Apparently this is just the wideband noise of the Emotiva DAC when it is operating, and it is slightly quieter in audible noise when it is muted, but way quieter in ultrasonic noise.  Here I should add that I have the Emotiva gain control set to +2.5dB.  The Gain of the Hafler 9300 is 29.  So the noise appears to be about 0.0016V / (29 * 1.4), which would only be 94dB below 2V.  This seems rather high, though I've never paid much attention to the "Unweighted" noise specs of DAC's if I've ever seen them at all.  Virtually all of the specifications we read are "A weighted," which makes most everything sound better than it is.  The weighted measurement on the Meguro is just over 20dB better, which would be a bit above 114dB, which is a bit below spec.

It's strange, very strange to me, that the DAC has way more wideband noise than my amplifier.  Way more audible frequency noise too, though so low in level it's hardly audible in practice.  I would have never expected this.  I wonder if this DAC is failing.  I already had the Emotiva DAC for one living room amplifier fail (so I can't run ABX amplifier tests right now, I have to disconnect input cables to switch amplifiers).  I'm going to have to look at other DACs.  But the audible portion of this noise problem appears miniscule, so it's not a high priority as was fixing the ground loop.  Back when I didn't care about hum and noise as much, I had the opinion that a little bit of hum and noise might actually make things sound better.  That's still a possibility I haven't fairly tested.  But now I presume that noise should be reduced as much as easily possible (without doing something that might increase distortion, etc).

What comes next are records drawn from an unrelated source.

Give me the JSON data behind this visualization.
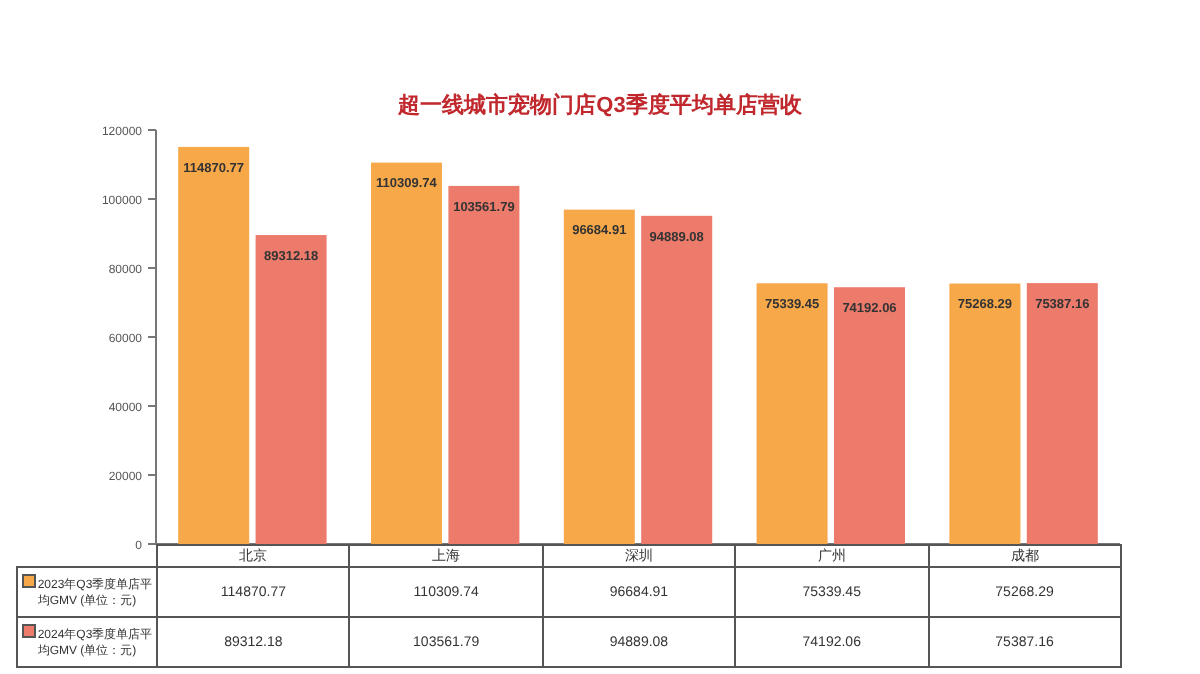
{
  "chart_data": {
    "type": "bar",
    "title": "超一线城市宠物门店Q3季度平均单店营收",
    "categories": [
      "北京",
      "上海",
      "深圳",
      "广州",
      "成都"
    ],
    "series": [
      {
        "name": "2023年Q3季度单店平均GMV (单位：元)",
        "color": "#f7a94a",
        "values": [
          114870.77,
          110309.74,
          96684.91,
          75339.45,
          75268.29
        ]
      },
      {
        "name": "2024年Q3季度单店平均GMV (单位：元)",
        "color": "#ec7b6b",
        "values": [
          89312.18,
          103561.79,
          94889.08,
          74192.06,
          75387.16
        ]
      }
    ],
    "ylim": [
      0,
      120000
    ],
    "yticks": [
      0,
      20000,
      40000,
      60000,
      80000,
      100000,
      120000
    ],
    "annotations": [
      "114870.77",
      "110309.74",
      "96684.91",
      "75339.45",
      "75268.29",
      "89312.18",
      "103561.79",
      "94889.08",
      "74192.06",
      "75387.16"
    ],
    "data_labels": true,
    "legend": "bottom",
    "grid": false
  }
}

It occurs to me that whenever you have a DAC with an AES connection, and outputs to coax audio, it is certain to propagate a ground loop.  The ground of the coax output is going to be referenced to the shield ground of the incoming AES.  It therefore makes sense to me that Pin 1 should be completely disconnected on AES devices having coaxial output.  AND the XLR shell should be isolated as well.

Or, maybe it's just that the Emotiva isn't grounded to it's AC input.  Perhaps gear with AES input MUST BE grounded, so that there is a separate chassis ground to which the AES shield is ultimately referenced, which is barely in contact with the active circuitry except perhaps through a small capacitor and/or resistor.  

The other possible solution is to have a cable (like mine now) with the shield and ground connections completely broken.  Rather than crudely strip off the shielding as I did, it would be better to make the cable this way from the beginning.  But so far as I can see, nobody sells a shield-broken AES cable, only a pin 1 lifter (which might not work if the shells are connected).  The shield should be broken on the male XLR pin side (outgoing signal).

Meanwhile, the importance of the tiny buzz I fixed, which could be faintly heard with ear right up to the Acoustat socks, is seriously questioned by the following line of reasoning.  This buzz problem that I just noticed and fixed must always have existed to a greater or lesser degree when I used an AES connection to the Emotiva to a single ended amplifier connection.  That means when I was comparing the Krell FPB 300 and the Hafler 9300 and in blind level matched ABX tests, and found no audible differences in music, I was comparing an amp which had this problem (the 9300) and an amp which didn't, because of its balanced input connections (the Krell).  If little buzzes like this make a difference at all, at least THAT should have been audible in the blind testing.  But it wasn't.

So, this would seem to show that faintly audible noises that you can just barely hear with an ear up against the speaker, are not important in ordinary listening.  The buzz measured approximately 2mV at the speaker terminals.  The rated output of the amplifier is about 34V.  Thats about 85dB down from peak level, or about 55dB down from soft passages.

What does that say about noises that are -110dB or -140dB ?  Perhaps not even worth thinking about ever.